For more information here is Southwark Council’s statement (external link).
As part of the first stage of procurement, prospective bidders filled in pre-qualification questionnaires, which set out clear thresholds to meet and the financial capacity needed to commit to the scheme in order to give confidence that they would be able to meet the obligations of this project. Bidders progressing to the long list and shortlist all demonstrated this financial capacity. The pre-qualification process also included disclosure of any relevant past convictions or violations. The Procurement Regulations clearly state what can be considered in relation to exclusion of suppliers and we found no reason to exclude any of the bidders during the procurement process.
The procurement process was governed by Crown Commercial Service requirements and we use the same checks as other councils and national government.
The Procurement Regulations are very clear that a company’s structure or tax arrangements are not in themselves sufficient reason not to award a contract. We looked closely at company structures during the procure process and found no valid reason that would prevent us from entering into an agreement with Lendlease. Provided a company is not in breach of its legal obligations in relation to its tax affairs, there are no grounds to exclude a bidder.
Fees would be agreed and paid as with any development or asset management arrangement. These costs would be payable in any of the other development options considered in the November 2015 Cabinet report.

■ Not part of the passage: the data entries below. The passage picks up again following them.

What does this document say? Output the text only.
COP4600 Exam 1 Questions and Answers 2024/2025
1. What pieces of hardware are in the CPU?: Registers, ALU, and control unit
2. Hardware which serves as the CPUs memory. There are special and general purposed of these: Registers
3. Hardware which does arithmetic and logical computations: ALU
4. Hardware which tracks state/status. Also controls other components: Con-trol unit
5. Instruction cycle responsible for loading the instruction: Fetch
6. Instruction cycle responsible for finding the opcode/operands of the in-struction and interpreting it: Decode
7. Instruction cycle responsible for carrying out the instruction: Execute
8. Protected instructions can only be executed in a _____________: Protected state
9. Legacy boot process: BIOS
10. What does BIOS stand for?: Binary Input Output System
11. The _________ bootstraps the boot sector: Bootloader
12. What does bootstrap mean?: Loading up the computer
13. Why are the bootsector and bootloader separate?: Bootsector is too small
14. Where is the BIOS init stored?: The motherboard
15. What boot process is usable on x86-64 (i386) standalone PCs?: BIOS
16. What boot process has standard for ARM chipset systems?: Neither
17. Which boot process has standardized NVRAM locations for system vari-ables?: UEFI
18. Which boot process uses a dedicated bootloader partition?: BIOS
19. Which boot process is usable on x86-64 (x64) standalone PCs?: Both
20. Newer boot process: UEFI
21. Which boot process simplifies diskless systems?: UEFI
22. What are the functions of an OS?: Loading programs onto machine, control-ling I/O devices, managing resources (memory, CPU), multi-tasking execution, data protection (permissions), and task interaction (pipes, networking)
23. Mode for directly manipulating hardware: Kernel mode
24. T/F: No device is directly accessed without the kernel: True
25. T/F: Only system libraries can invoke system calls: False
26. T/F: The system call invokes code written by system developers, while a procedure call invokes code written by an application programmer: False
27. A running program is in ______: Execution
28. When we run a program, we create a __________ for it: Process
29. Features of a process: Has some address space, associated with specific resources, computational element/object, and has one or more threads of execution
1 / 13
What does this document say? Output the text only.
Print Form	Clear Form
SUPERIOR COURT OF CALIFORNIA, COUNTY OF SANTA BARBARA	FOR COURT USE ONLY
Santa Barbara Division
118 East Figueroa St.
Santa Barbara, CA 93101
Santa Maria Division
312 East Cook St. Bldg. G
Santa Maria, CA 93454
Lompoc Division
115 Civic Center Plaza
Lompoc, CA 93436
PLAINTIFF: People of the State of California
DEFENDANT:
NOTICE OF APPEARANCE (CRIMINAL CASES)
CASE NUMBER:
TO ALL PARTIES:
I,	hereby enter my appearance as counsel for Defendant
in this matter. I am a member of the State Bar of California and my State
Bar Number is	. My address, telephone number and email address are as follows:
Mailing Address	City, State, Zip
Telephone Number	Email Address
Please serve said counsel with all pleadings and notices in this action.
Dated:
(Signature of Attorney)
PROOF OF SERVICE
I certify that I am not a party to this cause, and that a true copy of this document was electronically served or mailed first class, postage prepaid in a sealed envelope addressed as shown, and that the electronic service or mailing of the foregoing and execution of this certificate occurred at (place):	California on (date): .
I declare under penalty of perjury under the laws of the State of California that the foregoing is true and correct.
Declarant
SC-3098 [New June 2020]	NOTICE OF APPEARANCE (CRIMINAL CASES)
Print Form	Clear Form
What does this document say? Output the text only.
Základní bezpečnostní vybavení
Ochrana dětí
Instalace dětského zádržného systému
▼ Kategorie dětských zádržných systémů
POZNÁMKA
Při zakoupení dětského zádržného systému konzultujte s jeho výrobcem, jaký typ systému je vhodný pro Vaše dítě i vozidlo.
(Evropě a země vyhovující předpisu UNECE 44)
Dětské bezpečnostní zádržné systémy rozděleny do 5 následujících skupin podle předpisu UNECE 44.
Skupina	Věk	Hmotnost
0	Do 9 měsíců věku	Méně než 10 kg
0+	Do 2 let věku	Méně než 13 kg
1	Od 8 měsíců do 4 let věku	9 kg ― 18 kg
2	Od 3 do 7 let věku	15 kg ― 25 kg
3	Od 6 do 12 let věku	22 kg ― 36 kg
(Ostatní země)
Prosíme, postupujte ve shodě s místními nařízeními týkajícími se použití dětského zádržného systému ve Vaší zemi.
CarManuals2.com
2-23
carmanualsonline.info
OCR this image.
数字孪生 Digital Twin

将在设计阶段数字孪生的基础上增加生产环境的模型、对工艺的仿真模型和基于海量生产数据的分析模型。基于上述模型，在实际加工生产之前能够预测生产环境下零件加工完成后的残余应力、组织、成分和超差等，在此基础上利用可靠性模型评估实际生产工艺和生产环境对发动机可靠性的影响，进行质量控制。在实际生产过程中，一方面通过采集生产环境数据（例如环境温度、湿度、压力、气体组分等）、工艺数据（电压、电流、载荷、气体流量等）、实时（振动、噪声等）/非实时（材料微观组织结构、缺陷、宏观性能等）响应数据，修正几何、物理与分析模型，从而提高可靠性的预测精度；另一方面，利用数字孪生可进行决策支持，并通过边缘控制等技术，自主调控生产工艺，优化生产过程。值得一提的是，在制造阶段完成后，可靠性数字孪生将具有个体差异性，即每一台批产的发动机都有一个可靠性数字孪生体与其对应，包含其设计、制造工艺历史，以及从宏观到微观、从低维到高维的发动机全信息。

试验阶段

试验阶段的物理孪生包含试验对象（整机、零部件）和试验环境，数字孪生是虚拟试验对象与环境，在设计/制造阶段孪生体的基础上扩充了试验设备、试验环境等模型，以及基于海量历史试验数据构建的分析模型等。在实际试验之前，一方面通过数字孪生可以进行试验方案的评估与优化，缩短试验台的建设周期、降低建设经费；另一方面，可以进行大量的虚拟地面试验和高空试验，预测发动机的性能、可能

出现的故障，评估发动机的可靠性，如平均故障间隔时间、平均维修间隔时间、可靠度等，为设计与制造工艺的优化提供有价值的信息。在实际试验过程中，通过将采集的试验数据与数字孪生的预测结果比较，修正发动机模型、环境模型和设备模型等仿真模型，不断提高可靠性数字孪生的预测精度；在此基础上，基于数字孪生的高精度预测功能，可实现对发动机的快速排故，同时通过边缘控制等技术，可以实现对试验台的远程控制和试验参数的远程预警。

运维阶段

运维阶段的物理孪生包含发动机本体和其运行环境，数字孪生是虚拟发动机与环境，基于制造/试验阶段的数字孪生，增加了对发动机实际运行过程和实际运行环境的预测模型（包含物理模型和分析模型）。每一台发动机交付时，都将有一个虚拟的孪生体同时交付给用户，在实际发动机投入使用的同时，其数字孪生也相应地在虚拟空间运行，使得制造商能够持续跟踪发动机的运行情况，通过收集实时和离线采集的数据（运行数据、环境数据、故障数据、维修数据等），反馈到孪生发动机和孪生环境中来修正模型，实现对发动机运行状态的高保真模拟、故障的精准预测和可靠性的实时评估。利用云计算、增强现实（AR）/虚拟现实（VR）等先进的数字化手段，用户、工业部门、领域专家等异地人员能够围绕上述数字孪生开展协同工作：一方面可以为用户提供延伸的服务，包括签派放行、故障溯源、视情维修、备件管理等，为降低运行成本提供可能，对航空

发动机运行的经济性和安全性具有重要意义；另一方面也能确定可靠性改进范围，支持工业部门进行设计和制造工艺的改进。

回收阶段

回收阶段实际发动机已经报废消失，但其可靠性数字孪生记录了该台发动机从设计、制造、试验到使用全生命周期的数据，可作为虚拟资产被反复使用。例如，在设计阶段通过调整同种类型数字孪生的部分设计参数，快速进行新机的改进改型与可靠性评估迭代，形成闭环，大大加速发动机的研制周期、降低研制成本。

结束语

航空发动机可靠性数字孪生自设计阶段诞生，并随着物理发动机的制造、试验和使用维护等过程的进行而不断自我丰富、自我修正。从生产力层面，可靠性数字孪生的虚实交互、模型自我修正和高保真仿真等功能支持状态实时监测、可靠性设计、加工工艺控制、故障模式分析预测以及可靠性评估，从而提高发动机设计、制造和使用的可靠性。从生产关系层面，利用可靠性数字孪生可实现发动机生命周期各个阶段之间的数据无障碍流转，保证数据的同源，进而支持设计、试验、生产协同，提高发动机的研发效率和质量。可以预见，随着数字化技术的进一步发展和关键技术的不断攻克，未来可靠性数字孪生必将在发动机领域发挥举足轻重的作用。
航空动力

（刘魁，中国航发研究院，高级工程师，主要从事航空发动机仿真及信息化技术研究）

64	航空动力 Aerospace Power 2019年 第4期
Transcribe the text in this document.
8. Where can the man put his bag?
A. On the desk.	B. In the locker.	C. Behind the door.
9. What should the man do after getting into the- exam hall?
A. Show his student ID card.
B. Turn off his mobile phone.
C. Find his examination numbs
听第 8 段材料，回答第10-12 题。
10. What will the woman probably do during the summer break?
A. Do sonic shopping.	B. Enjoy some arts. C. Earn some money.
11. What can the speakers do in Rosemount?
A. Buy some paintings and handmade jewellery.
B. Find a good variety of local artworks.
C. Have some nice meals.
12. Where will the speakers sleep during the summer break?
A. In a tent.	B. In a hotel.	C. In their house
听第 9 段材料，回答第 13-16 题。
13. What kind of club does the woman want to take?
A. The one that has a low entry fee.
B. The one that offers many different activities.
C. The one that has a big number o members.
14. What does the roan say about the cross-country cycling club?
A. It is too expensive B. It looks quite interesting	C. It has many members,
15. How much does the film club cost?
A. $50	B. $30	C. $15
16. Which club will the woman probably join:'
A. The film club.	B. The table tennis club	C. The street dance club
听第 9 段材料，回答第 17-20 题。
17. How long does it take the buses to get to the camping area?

By establishing the HDV, both partners would make a legally binding commitment to provide equity of equal value to the HDV; this is fundamental to the structure of the joint venture. In other words we contribute land and Lendlease matches this with cash. We would only give land to the company when it is needed, and Lendlease would contribute cash when it is needed.
Where the HDV does not need a cash contribution from the private partner of equivalent value to the council’s contribution of land at the time that the land transfers, rather than have unneeded cash sitting unused in the HDV accounts the private partner would instead make a binding commitment to provide that cash when it is needed. In the meantime, the council would receive interest on the difference between the value of its land contribution and the cash contribution already made by the private partner. More details on the HDV's financial arrangements can be found in the July 2017 Cabinet report.
Yes, the HDV would only cover buildings and land specifically transferred into to it. There would be nothing in the HDV agreements to stop us working with other developers on other schemes or projects.
Were Lendlease instructed to remove cladding from buildings, or undertake other fire safety related remedial work in Melbourne by the authorities?
Lendlease has not been instructed to remove external cladding or undertake other fire safety-related remedial work as part of the audit findings by the authorities in Australia.
It's been claimed that Lendlease had not complied with building regulations requirements in Melbourne - what is your response to that?
All projects undertaken by Lendlease are inspected upon completion by the Relevant Building Surveyor. The Relevant Building Surveyor issues an Occupancy Permit when they are satisfied that the works comply with the approved building permit documents and the building is safe to occupy.
The Building Act (Vic) does not permit the Relevant Building Surveyor to issue an Occupancy Permit unless they are satisfied that the works will comply with the building regulations, including the National Construction Code Series, Volume One - Building Code of Australia.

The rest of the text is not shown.